A RAND Corporation report found that “inmates who participated in correctional education programs had 43 percent lower odds of recidivating than inmates who did not.” But Congress in 1994 stripped prisoners of their ability to use Pell grants, a key program that helps pay tuition for low-income college students. In 2016, the Obama administration reinstated eligibility on a small scale, creating the Second Chance Pell pilot that has so far educated about 8,800 students.
Fortunately, federal lawmakers are already looking at the question of how to help more prisoners obtain the education necessary for success after their release.

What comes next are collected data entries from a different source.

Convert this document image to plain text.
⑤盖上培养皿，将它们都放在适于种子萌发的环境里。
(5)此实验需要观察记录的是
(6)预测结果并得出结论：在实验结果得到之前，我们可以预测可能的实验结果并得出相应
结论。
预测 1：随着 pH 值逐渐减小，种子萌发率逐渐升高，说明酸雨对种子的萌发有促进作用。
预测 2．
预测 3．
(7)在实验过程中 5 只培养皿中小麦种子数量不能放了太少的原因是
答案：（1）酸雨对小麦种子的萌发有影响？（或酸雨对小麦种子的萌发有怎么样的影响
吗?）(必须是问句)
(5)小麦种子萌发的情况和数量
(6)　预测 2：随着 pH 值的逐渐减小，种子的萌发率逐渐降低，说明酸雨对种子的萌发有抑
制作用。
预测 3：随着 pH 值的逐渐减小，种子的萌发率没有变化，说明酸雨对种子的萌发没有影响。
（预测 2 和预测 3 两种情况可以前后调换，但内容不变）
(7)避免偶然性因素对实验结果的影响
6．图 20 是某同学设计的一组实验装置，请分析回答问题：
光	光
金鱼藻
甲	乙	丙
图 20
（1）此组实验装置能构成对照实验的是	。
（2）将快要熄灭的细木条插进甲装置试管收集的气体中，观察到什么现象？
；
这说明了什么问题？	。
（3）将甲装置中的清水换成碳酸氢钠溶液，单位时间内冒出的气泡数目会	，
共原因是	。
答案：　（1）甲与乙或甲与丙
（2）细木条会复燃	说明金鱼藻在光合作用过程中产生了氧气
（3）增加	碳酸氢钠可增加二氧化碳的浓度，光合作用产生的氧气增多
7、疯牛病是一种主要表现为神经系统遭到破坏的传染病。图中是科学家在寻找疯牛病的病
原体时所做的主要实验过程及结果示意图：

The NDAA is endorsing the Restoring Education and Learning Act (REAL Act), introduced by U.S. Sens. Mike Lee (R-Utah) and Brain Schatz (D-Hawaii). It reinstates Pell Grant eligibility for prisoners who qualify for the program. It would also provide additional funding so that grants to prisoners would not come at the expense of other applicants.
The bottom line: Pell Grant restoration will help reduce recidivism. That means a second chance for those who have served their time and a safer environment for the communities to which they return.
That explains why both the Obama and Trump administrations have taken critical steps to provide funding to new Second Chance Pell sites, providing incarcerated students opportunities to earn certifications, associates, and bachelor’s degrees at state prisons. Yet these pilot programs are limited in scope and funding, meaning more must be done to ensure education access is provided to those seeking to better themselves before their release. Congress can meet this demand by fully restoring federal Pell Grant eligibility for prisoners.
Prosecutors will always work to uphold our constitutional duty of protecting the communities we serve, seeking justice for victims and protecting the innocent. In this spirit, we endorse measures to reduce recidivism. Simply put, everyone benefits if prisoners are equipped to lead productive lives upon their release.
Duffie Stone is the president of the National District Attorneys Association (NDAA). In 2006, he became the Solicitor for South Carolina’s Fourteenth Circuit, the only five county circuit in the state.